可乐定是一种成熟的药物化合物，1974年首次获得FDA批准用于治疗高血压。根据Onyda XR的标签，它通过刺激大脑中的α2-肾上腺素能受体起作用，尽管其在ADHD中的确切作用机制尚不清楚。

Clonidine is not a stimulant of the central nervous system..

可乐定不是中枢神经系统的兴奋剂。。

In ADHD, Clonidine was approved in 2010 under the brand name Kapvay, which is owned by Shionogi. Kapvay is indicated for children and adolescents aged six to 17 years of age and can be given alone or on top of stimulant medication.

在多动症中，可乐定于2010年以Shionogi拥有的品牌Kapvay获得批准。Kapvay适用于6至17岁的儿童和青少年，可以单独服用或在兴奋剂药物的基础上服用。

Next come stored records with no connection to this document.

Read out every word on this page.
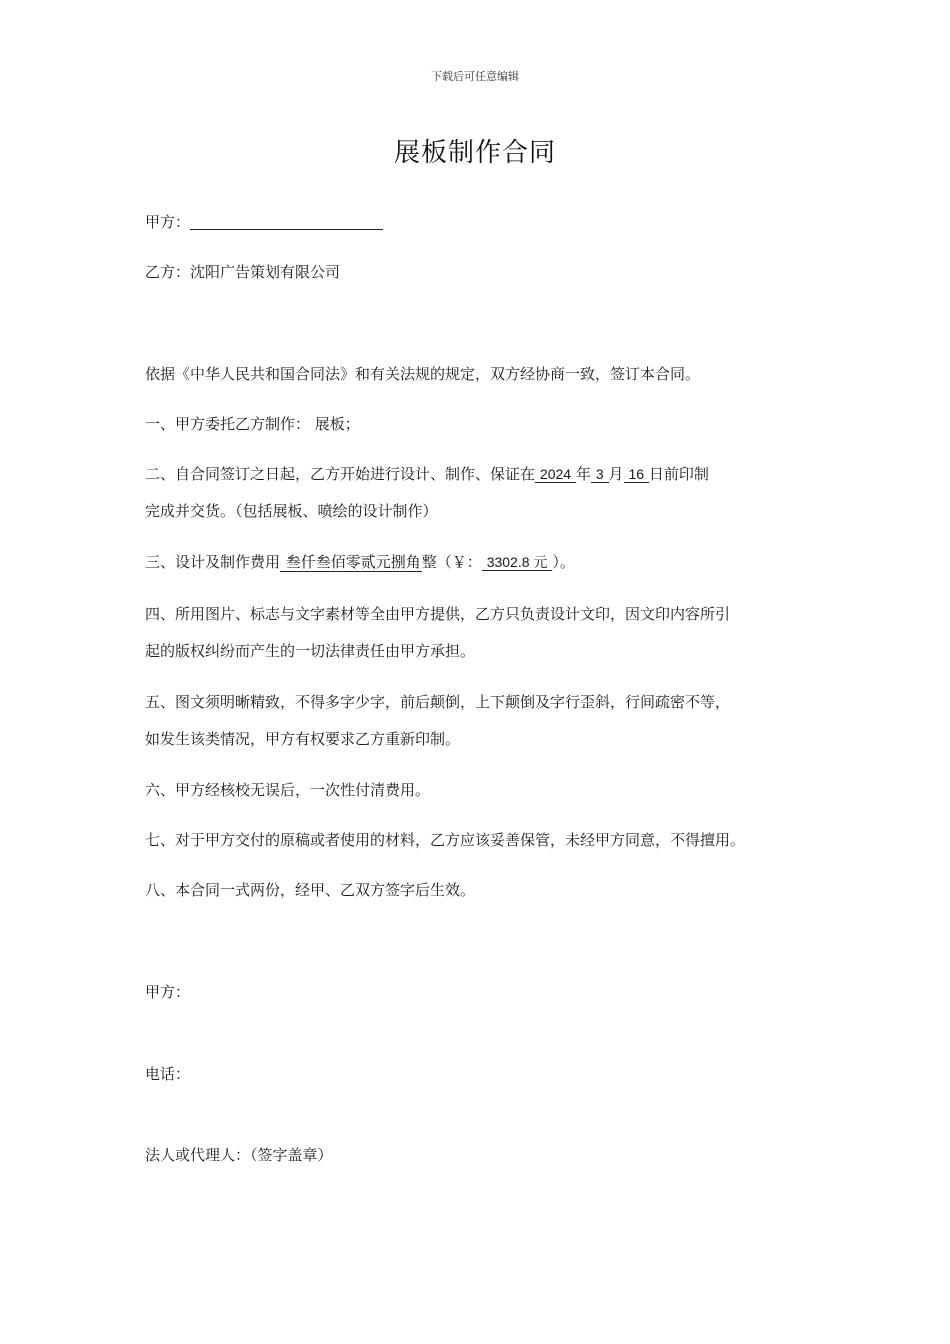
下载后可任意编辑
展板制作合同
甲方：
乙方：沈阳广告策划有限公司
依据《中华人民共和国合同法》和有关法规的规定，双方经协商一致，签订本合同。
一、甲方委托乙方制作： 展板；
二、自合同签订之日起，乙方开始进行设计、制作、保证在 2024 年 3 月 16 日前印制
完成并交货。（包括展板、喷绘的设计制作）
三、设计及制作费用 叁仟叁佰零贰元捌角整（￥： 3302.8 元 ）。
四、所用图片、标志与文字素材等全由甲方提供，乙方只负责设计文印，因文印内容所引
起的版权纠纷而产生的一切法律责任由甲方承担。
五、图文须明晰精致，不得多字少字，前后颠倒，上下颠倒及字行歪斜，行间疏密不等，
如发生该类情况，甲方有权要求乙方重新印制。
六、甲方经核校无误后，一次性付清费用。
七、对于甲方交付的原稿或者使用的材料，乙方应该妥善保管，未经甲方同意，不得擅用。
八、本合同一式两份，经甲、乙双方签字后生效。
甲方：
电话：
法人或代理人：（签字盖章）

Onyda XR was developed using Tris’ LiquiXR platform, producing a “smooth, extended-release profile,” according to the company. Its approval was supported by well-controlled studies of the extended-release medication.

据该公司称，Onyda XR是使用Tris'LiquiXR平台开发的，产生了“平滑的，扩展的发布配置文件”。它的批准得到了对缓释药物的良好控制研究的支持。

With Wednesday’s approval, Onyda XR will help address a substantial and growing gap in the ADHD market, which is currently suffering from a protracted and record-breaking shortage of medicines due to continuing global supply chain problems and manufacturing quality issues.

在周三的批准下，Onyda XR将帮助解决ADHD市场上巨大且不断扩大的差距，由于全球供应链问题和制造质量问题的持续存在，ADHD市场目前面临长期且创纪录的药品短缺。

The patent expiration for Takeda’s oral amphetamine Vyvanse (lisdexamfetamine dimesylate)—a top-seller in the ADHD market, bringing in $2.52 billion between March 2021 and 2022—will also open up the space for generics that could help alleviate the shortage.

武田的口服安非他明Vyvanse（lisdexamfetamine dimesylate）是多动症市场上最畅销的药物，其专利到期后将在2021年3月至2022年期间带来25.2亿美元的收入，这也将为仿制药开辟空间，有助于缓解短缺。